「僕は無智だから反省なぞしない」と語った小林秀雄の戦後の始まりとは。
敗戦・占領の混乱の中で、小林は何を思考し、いかに動き始めたのか。
編集者としての活動や幅広い交友にも光を当て、批評の神様の戦後の出発点を探る。
敗戦・占領の混乱の中で、小林は何を思考し、いかに動き始めたのか。
編集者としての活動や幅広い交友にも光を当て、批評の神様の戦後の出発点を探る。
机の上に拡げたままの「モオツァルト」
上海と南京の小林について知っているもうひとりの人物がいる。この人物は門屋博といい、林房雄とは東大新人会以来の友人だった。門屋は転向した後に、大陸に渡り、汪精衛の和平運動に関係し、昭和十五年(一九四〇)からは南京で、汪精衛政権の近くにいた。昭和十八年(一九四三)、旧知の林房雄が突然南京に来て長逗留する。南京や上海は国内にくらべ、食料は豊富で居心地はよかった。
「そのうち小林秀雄さんがやって来てお客様の中に加わった。それに林伯生の宣伝部の応援に来ていた草野心平さんが、随時参加して酒宴となると壮観であった。談論風発で酒も議論も尽きるところがないのである。(略)六年間の南京生活のうち、この何ヶ月かは最も楽しい時間であったと思う」(門屋「林房雄との五十年」)
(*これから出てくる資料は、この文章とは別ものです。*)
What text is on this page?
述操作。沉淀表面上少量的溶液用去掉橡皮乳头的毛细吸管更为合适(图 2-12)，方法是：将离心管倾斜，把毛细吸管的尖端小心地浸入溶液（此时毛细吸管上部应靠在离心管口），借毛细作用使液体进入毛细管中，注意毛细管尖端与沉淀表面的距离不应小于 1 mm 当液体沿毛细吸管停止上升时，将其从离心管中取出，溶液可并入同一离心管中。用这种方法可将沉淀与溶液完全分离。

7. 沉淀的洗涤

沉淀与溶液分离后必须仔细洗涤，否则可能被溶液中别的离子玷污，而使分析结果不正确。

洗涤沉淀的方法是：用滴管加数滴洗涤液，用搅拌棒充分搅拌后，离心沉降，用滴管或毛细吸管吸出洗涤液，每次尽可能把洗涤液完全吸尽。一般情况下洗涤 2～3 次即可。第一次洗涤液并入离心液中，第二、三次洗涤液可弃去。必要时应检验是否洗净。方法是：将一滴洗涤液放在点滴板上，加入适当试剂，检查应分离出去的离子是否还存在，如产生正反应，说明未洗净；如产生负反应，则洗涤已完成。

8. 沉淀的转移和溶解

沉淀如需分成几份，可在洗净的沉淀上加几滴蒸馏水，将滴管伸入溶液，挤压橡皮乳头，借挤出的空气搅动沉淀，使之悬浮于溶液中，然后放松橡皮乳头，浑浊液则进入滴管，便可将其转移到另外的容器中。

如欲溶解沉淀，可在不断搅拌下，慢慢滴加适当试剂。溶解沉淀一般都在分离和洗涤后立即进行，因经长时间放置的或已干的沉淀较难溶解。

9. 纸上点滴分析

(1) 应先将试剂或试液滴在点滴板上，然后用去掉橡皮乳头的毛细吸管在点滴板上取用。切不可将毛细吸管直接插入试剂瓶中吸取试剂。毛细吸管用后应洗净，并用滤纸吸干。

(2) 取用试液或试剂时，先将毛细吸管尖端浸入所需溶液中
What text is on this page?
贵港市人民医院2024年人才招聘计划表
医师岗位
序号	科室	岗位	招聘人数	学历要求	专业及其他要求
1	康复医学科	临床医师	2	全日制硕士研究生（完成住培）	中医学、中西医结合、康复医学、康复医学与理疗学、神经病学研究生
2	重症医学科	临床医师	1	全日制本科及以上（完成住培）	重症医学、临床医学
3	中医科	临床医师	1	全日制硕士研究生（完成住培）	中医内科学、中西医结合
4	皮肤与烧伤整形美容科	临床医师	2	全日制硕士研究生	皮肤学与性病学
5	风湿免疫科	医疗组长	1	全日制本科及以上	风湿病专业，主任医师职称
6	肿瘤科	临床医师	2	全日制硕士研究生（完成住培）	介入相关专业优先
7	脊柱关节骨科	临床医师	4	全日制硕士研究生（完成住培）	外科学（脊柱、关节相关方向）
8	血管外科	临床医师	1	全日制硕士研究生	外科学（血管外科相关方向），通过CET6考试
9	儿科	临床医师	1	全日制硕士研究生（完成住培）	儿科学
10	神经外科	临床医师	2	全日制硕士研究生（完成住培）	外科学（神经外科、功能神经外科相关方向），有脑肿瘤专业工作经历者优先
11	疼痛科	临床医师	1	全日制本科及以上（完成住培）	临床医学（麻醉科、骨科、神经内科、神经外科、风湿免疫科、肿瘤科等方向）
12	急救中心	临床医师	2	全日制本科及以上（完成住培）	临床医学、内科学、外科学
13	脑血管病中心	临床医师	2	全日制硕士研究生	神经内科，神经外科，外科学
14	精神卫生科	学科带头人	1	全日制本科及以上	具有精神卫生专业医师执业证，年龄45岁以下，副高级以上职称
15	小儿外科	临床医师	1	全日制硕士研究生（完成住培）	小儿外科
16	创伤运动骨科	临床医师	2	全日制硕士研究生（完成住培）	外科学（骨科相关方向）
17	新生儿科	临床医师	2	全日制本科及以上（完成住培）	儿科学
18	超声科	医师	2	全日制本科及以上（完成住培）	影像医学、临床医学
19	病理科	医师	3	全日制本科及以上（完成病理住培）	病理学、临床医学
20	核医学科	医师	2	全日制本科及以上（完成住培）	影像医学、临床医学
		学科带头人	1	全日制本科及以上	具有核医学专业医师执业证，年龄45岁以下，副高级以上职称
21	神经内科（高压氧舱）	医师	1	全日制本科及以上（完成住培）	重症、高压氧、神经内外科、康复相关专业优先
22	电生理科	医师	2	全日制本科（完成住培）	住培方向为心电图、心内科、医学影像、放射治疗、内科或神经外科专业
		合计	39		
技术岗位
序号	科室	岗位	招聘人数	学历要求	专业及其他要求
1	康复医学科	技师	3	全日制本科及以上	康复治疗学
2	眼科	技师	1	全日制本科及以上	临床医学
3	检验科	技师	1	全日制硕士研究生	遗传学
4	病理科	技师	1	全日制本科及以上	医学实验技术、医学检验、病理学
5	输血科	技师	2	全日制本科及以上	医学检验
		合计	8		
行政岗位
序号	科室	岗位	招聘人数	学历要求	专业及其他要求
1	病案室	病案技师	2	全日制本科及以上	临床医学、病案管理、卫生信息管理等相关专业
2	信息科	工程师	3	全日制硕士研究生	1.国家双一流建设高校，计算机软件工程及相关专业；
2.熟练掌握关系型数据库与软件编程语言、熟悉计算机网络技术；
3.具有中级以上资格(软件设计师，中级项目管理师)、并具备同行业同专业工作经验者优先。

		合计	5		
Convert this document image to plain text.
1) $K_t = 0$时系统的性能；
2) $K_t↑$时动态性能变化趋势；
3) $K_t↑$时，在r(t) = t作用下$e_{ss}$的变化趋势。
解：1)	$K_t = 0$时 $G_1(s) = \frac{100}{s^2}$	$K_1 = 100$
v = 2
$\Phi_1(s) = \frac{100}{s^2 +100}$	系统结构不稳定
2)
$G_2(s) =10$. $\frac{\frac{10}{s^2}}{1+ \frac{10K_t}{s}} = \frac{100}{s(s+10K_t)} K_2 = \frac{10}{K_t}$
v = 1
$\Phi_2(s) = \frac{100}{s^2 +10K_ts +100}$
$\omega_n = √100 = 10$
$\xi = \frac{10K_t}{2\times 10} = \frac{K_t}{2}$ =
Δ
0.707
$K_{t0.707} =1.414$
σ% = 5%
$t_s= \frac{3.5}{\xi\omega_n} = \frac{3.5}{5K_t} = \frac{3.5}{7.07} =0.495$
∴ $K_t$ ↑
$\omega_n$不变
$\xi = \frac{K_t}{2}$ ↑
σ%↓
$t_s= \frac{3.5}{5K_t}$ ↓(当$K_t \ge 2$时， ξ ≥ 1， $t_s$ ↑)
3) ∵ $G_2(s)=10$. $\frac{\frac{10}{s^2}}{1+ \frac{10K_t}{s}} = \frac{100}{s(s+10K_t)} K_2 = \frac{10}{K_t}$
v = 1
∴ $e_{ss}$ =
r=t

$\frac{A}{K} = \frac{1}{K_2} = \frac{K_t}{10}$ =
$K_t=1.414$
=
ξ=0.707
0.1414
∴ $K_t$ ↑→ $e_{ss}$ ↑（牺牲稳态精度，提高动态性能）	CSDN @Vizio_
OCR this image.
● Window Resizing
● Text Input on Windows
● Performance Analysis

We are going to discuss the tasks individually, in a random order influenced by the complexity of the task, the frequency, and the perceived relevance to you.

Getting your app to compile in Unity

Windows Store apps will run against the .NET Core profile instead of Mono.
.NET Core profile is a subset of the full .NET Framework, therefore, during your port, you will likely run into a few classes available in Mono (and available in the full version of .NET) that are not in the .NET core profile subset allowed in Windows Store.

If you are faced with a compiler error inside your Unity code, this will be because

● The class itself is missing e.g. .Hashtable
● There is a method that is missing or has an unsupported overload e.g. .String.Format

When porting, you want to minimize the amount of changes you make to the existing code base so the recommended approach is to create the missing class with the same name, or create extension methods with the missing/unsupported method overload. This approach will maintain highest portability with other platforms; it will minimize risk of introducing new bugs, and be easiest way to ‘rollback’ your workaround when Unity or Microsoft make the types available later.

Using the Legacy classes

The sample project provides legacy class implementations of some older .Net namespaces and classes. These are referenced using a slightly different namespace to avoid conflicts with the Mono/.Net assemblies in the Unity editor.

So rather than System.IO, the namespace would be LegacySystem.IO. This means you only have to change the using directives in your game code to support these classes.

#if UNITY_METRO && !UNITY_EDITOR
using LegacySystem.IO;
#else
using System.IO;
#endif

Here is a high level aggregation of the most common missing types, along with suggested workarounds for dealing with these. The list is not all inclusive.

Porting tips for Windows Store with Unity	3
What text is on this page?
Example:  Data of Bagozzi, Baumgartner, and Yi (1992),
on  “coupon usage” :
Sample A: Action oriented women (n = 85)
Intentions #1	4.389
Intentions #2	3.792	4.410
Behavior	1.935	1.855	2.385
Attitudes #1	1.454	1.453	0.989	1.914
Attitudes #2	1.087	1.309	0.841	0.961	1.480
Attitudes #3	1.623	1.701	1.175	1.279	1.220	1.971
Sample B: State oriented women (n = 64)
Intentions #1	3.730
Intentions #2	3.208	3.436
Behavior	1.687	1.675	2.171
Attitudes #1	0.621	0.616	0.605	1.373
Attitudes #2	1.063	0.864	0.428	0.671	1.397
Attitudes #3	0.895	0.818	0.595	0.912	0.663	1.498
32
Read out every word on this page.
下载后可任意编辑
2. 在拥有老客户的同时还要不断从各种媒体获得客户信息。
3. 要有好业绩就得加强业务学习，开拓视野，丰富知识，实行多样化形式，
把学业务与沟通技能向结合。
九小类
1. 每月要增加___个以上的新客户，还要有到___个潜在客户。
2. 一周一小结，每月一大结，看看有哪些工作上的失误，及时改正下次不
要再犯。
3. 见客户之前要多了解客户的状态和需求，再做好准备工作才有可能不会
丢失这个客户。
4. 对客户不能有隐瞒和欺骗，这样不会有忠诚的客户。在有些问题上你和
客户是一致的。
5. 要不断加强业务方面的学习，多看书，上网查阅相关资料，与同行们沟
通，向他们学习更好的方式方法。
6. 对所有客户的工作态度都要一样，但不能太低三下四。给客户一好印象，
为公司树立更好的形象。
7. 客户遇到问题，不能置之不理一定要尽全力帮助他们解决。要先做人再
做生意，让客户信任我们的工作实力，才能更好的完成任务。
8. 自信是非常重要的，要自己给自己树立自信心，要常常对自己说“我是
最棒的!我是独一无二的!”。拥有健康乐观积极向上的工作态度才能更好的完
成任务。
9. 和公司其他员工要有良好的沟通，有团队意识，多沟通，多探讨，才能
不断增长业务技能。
河上徹太郎も今日出海も来た。満洲からは山田清三郎が来た。みな大東亜文学者大会のためである。門屋は小林に明け渡した自分の書斎で、小林の書きかけの原稿を見かけている。
「留守中そっと覗いて見ると、机の上に原稿用紙が拡げてあって、ただ一行「モーツアルトがウィーンの旅に上るとき」と書いてあった。南京を去られる時までそのままであった」
書きあぐね、破棄された「モオツァルト」の第一稿なのだろうか。この門屋の文章「林房雄との五十年」(「民間伝承」昭和51・4)は、岩田幸雄編『消えぬ夢』(昭和57・6刊)に再録された。生前の小林が目にする機会はあったろうか。『消えぬ夢』の口絵の写真には、岩田、林房雄の他に、青山二郎夫妻と白洲正子も写っている。編者の岩田幸雄は児玉機関の四天王と呼ばれた男で、広島のモーターボートレースのドンであり、林房雄(「武器なき海賊」)と今日出海(『海賊』)の小説のモデルとされる男だ。